Cascading works by breaking operations up into a series of smaller sub-ops (acting on sub-tensors) which can be executed ‘deeply’ to avoid having to store large intermediate tensors. Let’s look at a simple example:
Say there are two NHWC convolutions (with weight format HWIO) one after the other, A → B. A has a kernel hxw of 3x3 and B of 1x1. In this small network, A greatly increases the number of channels and B subsequently decreases them. This is a fairly typical pattern in convolutional networks. Now we tabulate the tensors present in this network.
Operation | Input Tensor | Weights | Output Tensor | Output Size |
---|---|---|---|---|
Convolution A | (1, 26, 26, 3) | (3, 3, 3, 32) | (1, 24, 24, 32) | 18.4 kB |
Convolution B | (1, 24, 24, 32) | (1, 1, 32, 8) | (1, 24, 24, 8) | 3.9 kB |
We can see that the intermediate tensor (the output of A) is quite large compared to the final output tensor. If the available SRAM on the system were less than 18.4 kB, we would not be able to execute this network in a layer-by-layer fashion. But, we can note that to produce a single output element of B doesn’t require all of A’s output to be in memory due to the spatial locality of convolutions. We can therefore tile A, which we refer to as ‘striping’, such that it is computed in, for instance, 16x(1, 6, 6, 32) output stripes. B can act on these stripes to produce part of its output, then the intermediate stripe can be overwritten with the next one. This means now only 1/16th of the intermediate memory is required (or ~ 1.2 kB) significantly decreasing the peak memory of the network and enabling it to be run on the device.
While here I consider only the case of two operations, in principle this can happen through many. However, I have also ignored a subtlety by making convolution B a 1x1 convolution. If the kernel size is larger, there will be an overlap in data usage. This means it is not appropriate to entirely overwrite each stripe (unless you’re happy to recompute some elements). For this case, rolling buffers should be used to store the intermediate stripes which allow for partial overwrite of the unneeded data while retaining the important ‘edge’ data (see my question here: Creating store_at in TVM on what’s necessary to make this possible).
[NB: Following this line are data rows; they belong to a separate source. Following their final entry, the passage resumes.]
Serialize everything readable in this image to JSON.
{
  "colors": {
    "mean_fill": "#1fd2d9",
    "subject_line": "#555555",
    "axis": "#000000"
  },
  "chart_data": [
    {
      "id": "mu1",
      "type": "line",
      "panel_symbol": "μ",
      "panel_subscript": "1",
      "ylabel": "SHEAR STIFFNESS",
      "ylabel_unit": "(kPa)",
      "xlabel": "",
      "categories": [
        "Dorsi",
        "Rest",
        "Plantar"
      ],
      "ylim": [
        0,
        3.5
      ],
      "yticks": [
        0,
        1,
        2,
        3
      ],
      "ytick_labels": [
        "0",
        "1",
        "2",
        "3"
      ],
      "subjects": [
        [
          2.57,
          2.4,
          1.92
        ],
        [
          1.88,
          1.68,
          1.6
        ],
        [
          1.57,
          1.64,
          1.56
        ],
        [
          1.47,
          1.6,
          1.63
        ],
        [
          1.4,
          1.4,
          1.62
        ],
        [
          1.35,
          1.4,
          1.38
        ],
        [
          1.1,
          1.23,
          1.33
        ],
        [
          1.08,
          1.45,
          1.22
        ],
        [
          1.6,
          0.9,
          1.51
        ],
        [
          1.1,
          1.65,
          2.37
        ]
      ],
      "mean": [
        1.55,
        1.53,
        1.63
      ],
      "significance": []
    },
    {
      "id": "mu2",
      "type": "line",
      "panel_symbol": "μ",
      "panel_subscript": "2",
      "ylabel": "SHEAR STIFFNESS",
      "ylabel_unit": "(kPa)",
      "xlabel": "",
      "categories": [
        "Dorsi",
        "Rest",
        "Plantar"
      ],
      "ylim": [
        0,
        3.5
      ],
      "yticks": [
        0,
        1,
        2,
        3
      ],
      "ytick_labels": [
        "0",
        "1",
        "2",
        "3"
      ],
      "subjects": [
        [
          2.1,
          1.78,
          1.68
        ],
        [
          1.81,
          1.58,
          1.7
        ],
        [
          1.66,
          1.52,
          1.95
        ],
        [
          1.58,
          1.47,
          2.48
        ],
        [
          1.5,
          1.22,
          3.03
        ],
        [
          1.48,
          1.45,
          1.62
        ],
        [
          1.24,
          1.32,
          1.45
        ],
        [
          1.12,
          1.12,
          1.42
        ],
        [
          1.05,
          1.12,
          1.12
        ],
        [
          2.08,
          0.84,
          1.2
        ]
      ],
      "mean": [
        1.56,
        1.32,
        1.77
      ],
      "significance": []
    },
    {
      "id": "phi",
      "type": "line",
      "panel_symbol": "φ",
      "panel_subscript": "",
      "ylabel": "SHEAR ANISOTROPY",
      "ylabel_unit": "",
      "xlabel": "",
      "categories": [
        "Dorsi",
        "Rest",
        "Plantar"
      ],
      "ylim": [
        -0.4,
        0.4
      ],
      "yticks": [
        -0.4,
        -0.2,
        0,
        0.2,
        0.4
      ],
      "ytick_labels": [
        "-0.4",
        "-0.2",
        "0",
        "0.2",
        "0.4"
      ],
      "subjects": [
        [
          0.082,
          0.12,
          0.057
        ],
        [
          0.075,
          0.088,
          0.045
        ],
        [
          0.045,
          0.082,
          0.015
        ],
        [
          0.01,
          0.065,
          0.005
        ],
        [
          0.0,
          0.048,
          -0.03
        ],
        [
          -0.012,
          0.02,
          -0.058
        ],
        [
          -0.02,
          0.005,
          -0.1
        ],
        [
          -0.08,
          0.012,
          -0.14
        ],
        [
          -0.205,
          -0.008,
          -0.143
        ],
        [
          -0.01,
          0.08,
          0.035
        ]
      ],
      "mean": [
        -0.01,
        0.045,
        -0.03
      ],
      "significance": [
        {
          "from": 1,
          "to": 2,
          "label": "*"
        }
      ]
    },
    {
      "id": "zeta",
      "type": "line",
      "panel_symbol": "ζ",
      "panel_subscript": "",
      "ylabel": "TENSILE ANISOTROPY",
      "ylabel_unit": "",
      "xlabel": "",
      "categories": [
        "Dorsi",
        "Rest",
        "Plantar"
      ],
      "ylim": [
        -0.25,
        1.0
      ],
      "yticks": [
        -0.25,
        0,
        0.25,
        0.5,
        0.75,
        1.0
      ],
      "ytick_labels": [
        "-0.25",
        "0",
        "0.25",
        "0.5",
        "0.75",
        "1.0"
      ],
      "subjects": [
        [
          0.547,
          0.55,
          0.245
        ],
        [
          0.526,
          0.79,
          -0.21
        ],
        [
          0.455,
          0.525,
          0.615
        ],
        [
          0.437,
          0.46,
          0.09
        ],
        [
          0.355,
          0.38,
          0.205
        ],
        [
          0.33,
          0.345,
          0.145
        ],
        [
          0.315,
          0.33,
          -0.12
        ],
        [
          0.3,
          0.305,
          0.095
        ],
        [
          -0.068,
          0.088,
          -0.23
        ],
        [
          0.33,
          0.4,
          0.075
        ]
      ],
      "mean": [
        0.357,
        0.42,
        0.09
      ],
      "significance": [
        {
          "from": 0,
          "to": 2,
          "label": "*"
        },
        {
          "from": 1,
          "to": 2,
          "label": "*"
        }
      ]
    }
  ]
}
By making extensive use of this technique, the peak memory usage of several well-known networks (eg. mobilenet and vgg16) can be decreased to ~1/3rd of the initial value. It is therefore of considerable interest for uTVM where such a decrease can be the difference between supporting a network and not.
I’ve been doing some experiments recently into how this could be implemented in TVM and have found that the scheduling language allows me to reasonably simply construct such cascades (although it does not support rolling buffers). However, there is a conflict in this area because in order to schedule multiple convolutions together they must end up in the same primitive function. Further to this, there’s currently no concept of ‘hierarchical scheduling’ in TVM, so if we schedule for the cascade we can’t also take advantage of the schedules from TOPI/AutoTVM. This implies to me that a two-stage scheduling would be more appropriate, first the cascading to break the ops into sub-ops, then the performance scheduling which could take place on a sub-op by sub-op basis.
In this initial RFC I just wanted to introduce the technique to see if it’s something others have worked on or have any thoughts about the best method to integrate it within the stack. I’d also be interested to know if anyone else would find such a technique to be a useful feature. We intend to arrive at a more formal proposal eventually, but need to see some more detail on the new TensorIR before then.
If you have any further questions/comments I’d be happy to answer them, thanks!